Research in ageing and later life has a distinguished history within the School of Health, Wellbeing and Social Care’s Centre for Ageing and Biographical Studies (CABS), which involves current and emeritus staff, doctoral students and associated academics from other institutions.CABS was established in 1995 as a centre for gerontology and biographical research.
The founder members believed that the experience and aspirations of older people should be at the core of research and teaching on ageing. This includes involving older people in various ways as research partners, participants and advisors. Since 1995 our research has expanded to include quantitative, qualitative, action research and mixed methods.
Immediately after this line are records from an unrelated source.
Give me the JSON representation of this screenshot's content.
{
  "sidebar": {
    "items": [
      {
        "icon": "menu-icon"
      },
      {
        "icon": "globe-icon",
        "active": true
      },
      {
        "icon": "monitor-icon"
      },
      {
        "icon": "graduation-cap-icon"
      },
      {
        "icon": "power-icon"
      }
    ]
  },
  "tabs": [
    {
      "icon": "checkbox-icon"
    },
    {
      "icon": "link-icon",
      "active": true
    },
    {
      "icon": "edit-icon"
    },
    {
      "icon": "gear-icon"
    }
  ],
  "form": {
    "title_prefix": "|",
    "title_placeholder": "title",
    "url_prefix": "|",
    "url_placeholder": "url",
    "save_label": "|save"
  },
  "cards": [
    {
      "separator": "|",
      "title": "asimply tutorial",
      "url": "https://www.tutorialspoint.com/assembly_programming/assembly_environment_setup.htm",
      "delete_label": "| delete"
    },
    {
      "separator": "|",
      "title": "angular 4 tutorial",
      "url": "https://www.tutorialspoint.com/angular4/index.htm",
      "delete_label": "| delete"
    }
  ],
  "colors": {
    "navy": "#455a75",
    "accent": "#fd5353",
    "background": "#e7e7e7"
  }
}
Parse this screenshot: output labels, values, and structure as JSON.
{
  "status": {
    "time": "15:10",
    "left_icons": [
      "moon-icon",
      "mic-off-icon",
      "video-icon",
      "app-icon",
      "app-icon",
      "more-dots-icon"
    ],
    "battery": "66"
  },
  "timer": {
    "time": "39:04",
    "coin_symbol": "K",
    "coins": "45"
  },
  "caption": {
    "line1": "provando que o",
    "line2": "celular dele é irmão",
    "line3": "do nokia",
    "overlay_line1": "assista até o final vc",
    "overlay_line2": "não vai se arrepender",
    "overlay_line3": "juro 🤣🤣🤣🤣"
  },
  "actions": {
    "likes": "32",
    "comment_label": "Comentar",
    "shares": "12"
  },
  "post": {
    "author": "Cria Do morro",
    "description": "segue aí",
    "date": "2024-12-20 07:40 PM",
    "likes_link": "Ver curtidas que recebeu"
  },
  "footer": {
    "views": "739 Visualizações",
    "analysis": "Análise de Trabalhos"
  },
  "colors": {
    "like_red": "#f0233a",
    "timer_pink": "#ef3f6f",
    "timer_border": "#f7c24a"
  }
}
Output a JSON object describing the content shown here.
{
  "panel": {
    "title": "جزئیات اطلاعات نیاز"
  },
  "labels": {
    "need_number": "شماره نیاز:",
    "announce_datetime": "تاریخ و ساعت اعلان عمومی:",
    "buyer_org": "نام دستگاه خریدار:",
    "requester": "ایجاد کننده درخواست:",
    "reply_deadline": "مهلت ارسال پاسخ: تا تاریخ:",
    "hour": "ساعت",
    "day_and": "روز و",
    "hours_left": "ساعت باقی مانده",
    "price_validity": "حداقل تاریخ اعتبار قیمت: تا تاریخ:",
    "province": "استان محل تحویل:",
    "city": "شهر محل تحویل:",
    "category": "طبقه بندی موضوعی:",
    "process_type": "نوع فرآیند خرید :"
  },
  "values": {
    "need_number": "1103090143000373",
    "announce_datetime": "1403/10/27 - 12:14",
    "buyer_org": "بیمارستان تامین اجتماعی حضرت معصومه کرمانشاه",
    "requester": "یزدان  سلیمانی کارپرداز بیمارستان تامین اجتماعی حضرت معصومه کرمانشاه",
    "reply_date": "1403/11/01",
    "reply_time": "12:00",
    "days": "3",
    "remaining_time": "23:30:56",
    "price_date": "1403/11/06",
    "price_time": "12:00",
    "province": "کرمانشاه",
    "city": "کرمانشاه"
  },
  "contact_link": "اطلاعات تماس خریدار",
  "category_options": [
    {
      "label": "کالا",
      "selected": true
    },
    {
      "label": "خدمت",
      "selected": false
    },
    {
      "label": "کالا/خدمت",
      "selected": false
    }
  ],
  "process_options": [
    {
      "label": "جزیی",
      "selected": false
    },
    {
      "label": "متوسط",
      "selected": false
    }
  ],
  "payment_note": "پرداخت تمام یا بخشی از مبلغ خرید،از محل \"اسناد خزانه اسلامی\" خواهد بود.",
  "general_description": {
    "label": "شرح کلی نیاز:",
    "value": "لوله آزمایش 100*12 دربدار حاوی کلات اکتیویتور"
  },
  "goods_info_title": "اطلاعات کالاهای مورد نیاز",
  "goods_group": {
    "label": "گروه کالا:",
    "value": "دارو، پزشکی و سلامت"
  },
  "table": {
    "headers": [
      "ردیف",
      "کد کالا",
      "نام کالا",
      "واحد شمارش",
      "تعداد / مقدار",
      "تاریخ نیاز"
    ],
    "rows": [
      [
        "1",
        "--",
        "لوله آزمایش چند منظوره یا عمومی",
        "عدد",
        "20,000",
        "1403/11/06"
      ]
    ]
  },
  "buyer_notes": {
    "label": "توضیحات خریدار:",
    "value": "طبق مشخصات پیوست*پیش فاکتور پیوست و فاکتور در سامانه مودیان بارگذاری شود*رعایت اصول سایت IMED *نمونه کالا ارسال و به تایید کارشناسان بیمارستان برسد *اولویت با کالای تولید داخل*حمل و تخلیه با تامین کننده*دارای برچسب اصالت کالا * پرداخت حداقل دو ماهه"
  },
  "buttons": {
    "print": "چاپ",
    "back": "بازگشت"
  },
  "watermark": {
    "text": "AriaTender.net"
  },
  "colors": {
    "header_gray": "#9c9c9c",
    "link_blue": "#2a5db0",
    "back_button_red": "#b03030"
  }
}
Research in this area is wide-ranging and interdisciplinary, with a strong emphasis on qualitative and participative research methods that address experiences of ageing. Our research also relies significantly on quantitative methods to study patterns of disease and health inequalities in later life and across the life course. Projects have been supported by a variety of funders including Research Councils, British Academy and Leverhulme, Academy of Medicine (Global Challenges Research Fund), the Department of Health, local authorities such as Milton Keynes Council, Joseph Rowntree Foundation, Sir Halley Stewart Trust and many other charities and voluntary organisations. Recent projects include: work on where and how older people live; sexuality and ageing, design of kitchens to suit older people’s needs; the needs and aspirations of older people living with dementia and with vision impairments, multiple morbidities and health inequalities across the life course; diabetes and depression in later life; social isolation and loneliness; care and caring; and disability in later life. Some examples of current projects include: investigating how older people learn about and use technologies (ICTs, wearables, haptics, online learning), sexuality in later life, poverty and inequalities among older people in the UK, Europe, Africa and Asia, and comorbidities.